No iluminaba demasiado, pero le bastaba. Tenía hambre y empezó a marearse de
cansancio. Dispuesto, colocó la pluma en su sitio y se levantó ruidosamente.
Nadie le oiría en un radio de dos kilómetros a la redonda, pero la necesidad de
manifestar su breve descanso era inevitable. Solía autocomplacerse así, como si
dentro de él hubiera un segundo “yo” dándole su aprobación en todo momento.
También tocaba el piano… pero ya no tenía tiempo de eso.

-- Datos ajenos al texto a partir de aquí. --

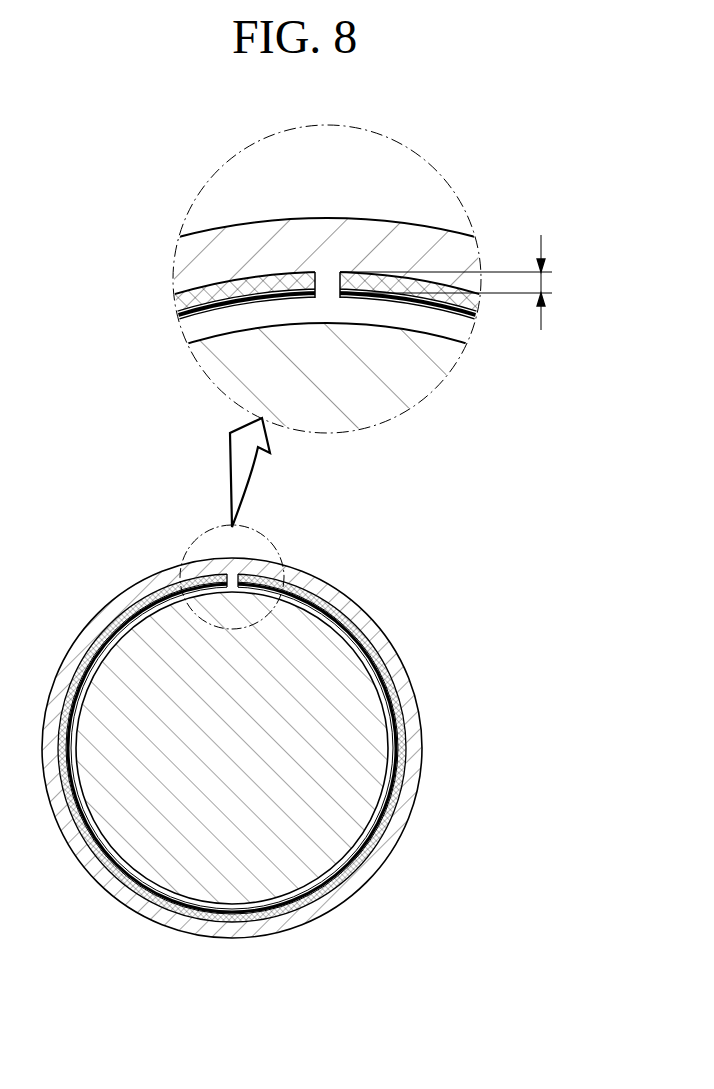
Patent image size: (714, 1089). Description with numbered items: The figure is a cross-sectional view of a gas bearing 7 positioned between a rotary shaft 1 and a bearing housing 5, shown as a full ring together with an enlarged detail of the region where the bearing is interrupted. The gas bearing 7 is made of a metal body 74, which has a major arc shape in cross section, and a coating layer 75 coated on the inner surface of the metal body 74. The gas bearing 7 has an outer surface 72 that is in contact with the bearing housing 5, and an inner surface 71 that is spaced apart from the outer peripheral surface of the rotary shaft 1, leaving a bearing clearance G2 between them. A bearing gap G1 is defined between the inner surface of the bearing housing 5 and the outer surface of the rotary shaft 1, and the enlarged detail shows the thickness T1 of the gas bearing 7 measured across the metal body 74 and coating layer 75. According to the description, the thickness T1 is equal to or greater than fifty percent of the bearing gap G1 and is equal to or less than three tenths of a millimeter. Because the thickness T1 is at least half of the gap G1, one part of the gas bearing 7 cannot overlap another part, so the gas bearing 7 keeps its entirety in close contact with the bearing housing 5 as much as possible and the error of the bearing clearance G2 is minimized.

The rotary shaft 1 is at (392, 404).
The bearing housing 5 is at (222, 244).
The gas bearing 7 is at (357, 680).
The inner surface 71 is at (239, 302).
The outer surface 72 is at (287, 272).
The metal body 74 is at (176, 297).
The coating layer 75 is at (186, 317).
The bearing gap G1 is at (333, 282).
The bearing clearance G2 is at (400, 312).
The thickness T1 is at (460, 282).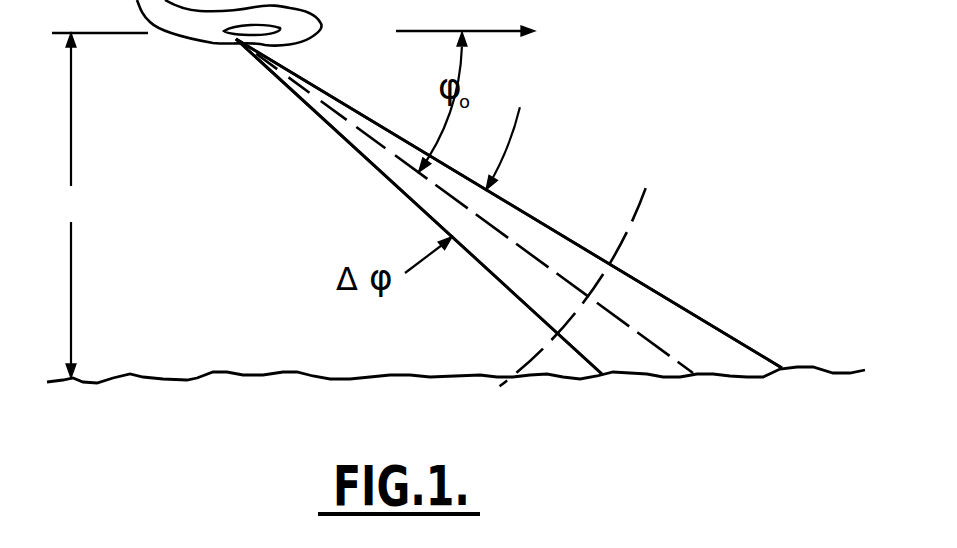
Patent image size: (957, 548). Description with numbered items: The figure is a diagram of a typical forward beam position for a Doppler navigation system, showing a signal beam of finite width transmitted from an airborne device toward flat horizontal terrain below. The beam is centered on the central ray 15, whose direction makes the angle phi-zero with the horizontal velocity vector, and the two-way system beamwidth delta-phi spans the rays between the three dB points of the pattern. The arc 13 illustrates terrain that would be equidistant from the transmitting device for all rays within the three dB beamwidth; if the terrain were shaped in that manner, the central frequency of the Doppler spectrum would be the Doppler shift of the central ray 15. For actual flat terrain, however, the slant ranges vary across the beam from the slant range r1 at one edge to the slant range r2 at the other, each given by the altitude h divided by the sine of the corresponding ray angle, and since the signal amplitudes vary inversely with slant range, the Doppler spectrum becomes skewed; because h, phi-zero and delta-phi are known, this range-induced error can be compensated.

The arc 13 is at (645, 197).
The central ray 15 is at (525, 248).
The altitude h is at (100, 205).
The slant range r1 is at (510, 290).
The slant range r2 is at (677, 303).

Más joven, le
enamoraban las piezas de Chopin. Ojalá tuviera alguien ahora con quien
compartirlas.
La
casa en la que vivía era muy singular, quizá demasiado. Apenas una estrecha e
improvisada carretera conectaba su vivienda con el pueblo más cercano, el cual
visitaba una vez al mes para provisionarse. Había levantado una residencia de
dos pisos más sótano con el dinero heredado de toda su familia. Al parecer, una
extraña enfermedad se los había llevado a todos, pero, curiosos son los genes
que Enrique no recibió de sus padres. Vivía en la ciudad, pero ver a toda esa
gente feliz con sus familias le entristecía, así que buscó estar solo. ¿De qué
otra manera podría sentirse “normal”?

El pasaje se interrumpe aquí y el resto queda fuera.